В общем, я Полине стал помогать.

После диктанта как-то, после очередной двойки, она особенно печальная стояла в коридоре у окна, вот тогда я ей и предложил помочь. Боялся, конечно. Вдруг бы она послала подальше. Мало ли что у нее в голове. Тем более в синей… Но она не послала. Просто молча пошла в класс, и я – за ней, и она дала мне свою тетрадку с этим несчастным двоечным диктантом, и я стал проверять. И говорить, где неправильно.

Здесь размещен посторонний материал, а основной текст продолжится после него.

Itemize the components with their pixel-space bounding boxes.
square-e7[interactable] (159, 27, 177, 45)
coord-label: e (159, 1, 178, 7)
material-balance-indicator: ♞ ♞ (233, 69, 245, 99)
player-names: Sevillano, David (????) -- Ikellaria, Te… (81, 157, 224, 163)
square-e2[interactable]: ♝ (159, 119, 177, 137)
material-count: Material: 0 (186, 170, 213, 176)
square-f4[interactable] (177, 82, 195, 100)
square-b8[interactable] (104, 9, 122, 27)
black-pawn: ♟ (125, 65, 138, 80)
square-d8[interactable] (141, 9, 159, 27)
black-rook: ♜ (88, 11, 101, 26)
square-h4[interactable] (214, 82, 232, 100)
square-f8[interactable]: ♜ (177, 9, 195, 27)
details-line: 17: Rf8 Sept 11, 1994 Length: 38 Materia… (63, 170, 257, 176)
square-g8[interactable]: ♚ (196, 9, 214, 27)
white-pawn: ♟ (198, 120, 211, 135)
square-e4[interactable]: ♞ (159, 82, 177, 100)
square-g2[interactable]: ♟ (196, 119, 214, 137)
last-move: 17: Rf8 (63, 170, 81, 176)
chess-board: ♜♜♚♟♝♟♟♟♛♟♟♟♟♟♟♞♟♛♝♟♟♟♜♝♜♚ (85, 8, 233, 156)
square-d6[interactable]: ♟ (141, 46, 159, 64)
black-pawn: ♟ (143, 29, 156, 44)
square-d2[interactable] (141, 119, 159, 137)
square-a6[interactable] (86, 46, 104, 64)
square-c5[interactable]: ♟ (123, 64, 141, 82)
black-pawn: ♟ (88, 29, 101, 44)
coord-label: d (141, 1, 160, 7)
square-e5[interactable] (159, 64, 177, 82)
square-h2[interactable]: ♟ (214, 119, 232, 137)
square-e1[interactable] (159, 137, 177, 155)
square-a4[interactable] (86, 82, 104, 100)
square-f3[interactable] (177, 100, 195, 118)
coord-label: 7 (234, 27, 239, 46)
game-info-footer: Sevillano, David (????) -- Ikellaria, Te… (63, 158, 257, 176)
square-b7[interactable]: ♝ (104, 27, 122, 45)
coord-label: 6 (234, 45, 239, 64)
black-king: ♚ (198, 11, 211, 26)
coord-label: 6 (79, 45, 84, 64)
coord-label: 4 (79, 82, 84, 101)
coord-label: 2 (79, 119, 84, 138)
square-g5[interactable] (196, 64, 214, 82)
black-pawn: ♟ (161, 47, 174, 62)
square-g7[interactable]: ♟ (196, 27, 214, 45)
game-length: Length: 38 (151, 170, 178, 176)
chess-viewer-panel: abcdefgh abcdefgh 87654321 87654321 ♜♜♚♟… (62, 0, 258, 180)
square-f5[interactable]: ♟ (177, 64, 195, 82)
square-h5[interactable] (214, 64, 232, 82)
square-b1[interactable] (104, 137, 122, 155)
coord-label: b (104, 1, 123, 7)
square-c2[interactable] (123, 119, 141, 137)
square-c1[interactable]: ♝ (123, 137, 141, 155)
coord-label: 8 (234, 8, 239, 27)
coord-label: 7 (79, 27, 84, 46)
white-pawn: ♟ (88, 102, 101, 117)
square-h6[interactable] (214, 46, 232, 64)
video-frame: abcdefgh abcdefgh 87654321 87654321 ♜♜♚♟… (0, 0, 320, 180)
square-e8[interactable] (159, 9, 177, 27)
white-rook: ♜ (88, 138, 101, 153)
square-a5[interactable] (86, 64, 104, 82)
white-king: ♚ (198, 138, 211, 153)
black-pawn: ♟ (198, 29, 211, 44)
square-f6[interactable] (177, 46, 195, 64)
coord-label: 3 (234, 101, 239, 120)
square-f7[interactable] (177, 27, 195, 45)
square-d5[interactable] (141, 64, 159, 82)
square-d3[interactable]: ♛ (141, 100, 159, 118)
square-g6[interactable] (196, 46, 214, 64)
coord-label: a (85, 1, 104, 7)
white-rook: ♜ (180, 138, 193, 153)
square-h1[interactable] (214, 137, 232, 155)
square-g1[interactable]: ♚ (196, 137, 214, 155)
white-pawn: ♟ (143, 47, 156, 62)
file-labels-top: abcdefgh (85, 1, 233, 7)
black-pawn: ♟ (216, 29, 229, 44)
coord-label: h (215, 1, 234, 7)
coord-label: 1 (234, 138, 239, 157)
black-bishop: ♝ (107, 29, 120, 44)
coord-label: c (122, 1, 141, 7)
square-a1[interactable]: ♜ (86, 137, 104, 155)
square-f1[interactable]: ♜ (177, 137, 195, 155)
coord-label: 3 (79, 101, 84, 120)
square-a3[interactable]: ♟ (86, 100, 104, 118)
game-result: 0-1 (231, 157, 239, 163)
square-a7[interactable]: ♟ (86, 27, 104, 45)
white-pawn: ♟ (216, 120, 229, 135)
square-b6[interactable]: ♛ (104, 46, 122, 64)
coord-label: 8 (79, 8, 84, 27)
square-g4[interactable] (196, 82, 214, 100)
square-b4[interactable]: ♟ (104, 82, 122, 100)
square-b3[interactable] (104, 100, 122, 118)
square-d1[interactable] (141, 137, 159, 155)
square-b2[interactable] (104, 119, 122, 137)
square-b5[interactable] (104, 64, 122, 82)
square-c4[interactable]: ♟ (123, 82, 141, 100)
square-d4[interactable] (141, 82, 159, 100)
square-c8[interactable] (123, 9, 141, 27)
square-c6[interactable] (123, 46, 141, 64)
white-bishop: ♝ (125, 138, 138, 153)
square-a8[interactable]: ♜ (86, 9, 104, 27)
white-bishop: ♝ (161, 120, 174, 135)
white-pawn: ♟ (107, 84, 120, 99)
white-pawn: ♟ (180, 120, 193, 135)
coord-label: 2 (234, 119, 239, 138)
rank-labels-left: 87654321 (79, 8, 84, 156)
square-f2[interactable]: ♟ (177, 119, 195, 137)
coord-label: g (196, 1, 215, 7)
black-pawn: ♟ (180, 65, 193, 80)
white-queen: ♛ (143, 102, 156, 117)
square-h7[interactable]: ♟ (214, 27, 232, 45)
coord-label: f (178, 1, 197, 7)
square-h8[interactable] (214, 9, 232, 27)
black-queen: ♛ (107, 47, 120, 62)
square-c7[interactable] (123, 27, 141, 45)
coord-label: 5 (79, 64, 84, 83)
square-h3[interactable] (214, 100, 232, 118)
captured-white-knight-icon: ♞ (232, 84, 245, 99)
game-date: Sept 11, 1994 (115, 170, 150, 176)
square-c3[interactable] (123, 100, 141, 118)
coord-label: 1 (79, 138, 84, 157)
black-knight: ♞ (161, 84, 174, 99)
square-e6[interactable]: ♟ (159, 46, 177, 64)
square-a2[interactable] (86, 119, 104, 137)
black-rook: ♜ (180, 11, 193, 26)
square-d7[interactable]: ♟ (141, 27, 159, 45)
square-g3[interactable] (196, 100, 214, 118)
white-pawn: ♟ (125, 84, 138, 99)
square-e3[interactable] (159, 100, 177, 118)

А то, когда она у окна стояла, мне даже показалось, что она немножко плачет. Беззвучно, конечно. Просто глаза как будто немного такие были… прозрачные, как будто в них слезы. Так что вот, поправил я ей диктант, и потом тоже помогал с русским, а потом она сама уже ко мне подходила, чтоб я помог…

Но я так и не мог понять, нравлюсь я ей тоже или нет. Потому что подходила она только тогда, когда просила о помощи. Просто так не подходила никогда: спросить – как дела, например…

Но и то было хорошо. Что подходит.

А потом у нас был такой вечер в школе – «Осенний бал». Прошлой осенью. Всякие конкурсы, типа «Осеннее блюдо», «Осенний танцпол» и другая ерунда… А в конце были танцы.

И Лидия Михайловна наша, всегда строгая, немного даже подобрела, потому что ее физик пригласил на танец. А он молодой, красивый, вот она и подобрела, и вся прямо засияла. Конечно, если бы ее, скажем, завхоз пригласил, Василий Родионыч, то вряд ли бы засияла. Потому что он довольно пожилой, и сморщенный, и грузный. Вот физик – это другое дело. Значит, закружились они с физиком в вальсе, а мы на них смотрели и тихо ржали.

Я все хотел пригласить на танец Полину и все не мог решиться. И тут… Вы представляете, Андрей Бобров, этот, видите ли, гитарист, ка-ак подошел к ней! Да ка-ак пригласил! Да она, гляжу, ка-ак согласилась, да как прямо засветилась вся тоже – я в первый раз, кажется, увидел, что она улыбается! И даже не молчит, как обычно, а что-то ему говорит, он – ей что-то в ответ и тоже лыбится! Бобер, понимаешь!

И они пошли танцевать! И долго так танцевали, целых три танца!

А я, как дурак, сидел, и смотрел на них, и злился.

И потом, после этого осеннего праздника, я решил к ней подойти и прямо признаться – что она мне нравится и что, если ей нравится Бобров, а не я, – так я не против, только зачем тогда ко мне постоянно подходить было целый год? Только из-за русского? А Бобров, между прочим, тоже за русский регулярно двойки хватает!

И всю субботу и воскресенье я думал и представлял, как подойду к ней на перемене, она будет, как обычно, одна стоять у окна, грустная и синеволосая… А я подойду и скажу:

– Привет.

И она, как обычно, молча кивнет.

И я ей во всем тогда признаюсь!

Наступил понедельник, и я весь первый урок на нее смотрел, оборачивался и жутко переживал… И вот наконец – звонок, и все как ломанутся на перемену! И я тоже как ломанусь. К окну. Где она.

Подхожу, весь трясусь внутренне, но виду не показываю.

– Привет, – говорю.

А она даже не кивает. Просто улыбается сама с собой и в телефон смотрит… Опять улыбается! Ну явно что-то не то с человеком!

Гляжу, а у соседнего окна – Бобров, пишет в телефоне, и смотрю – они переглядываются! Улыбаются оба смущенно, как дураки, глядь друг на друга, и опять в телефоны! И пишут!

Ну, я тогда совсем расстроился. Фиг тебе теперь, думаю, а не русский. Сама домашку делай, сама диктанты свои двоечные исправляй. Тоже мне, девочка с голубыми волосами, Мальвина, понимаешь…

Это у меня Пьеро просто есть. Кукла такая. Папа подарил. Папа в театре работает, артистом, ну я говорил уже, и вот он мне подарил Пьеро на Новый год, еще давно, когда с нами жил. Такая, марионеточная кукла, на нитках. Папа меня учил, как этого Пьеро правильно водить.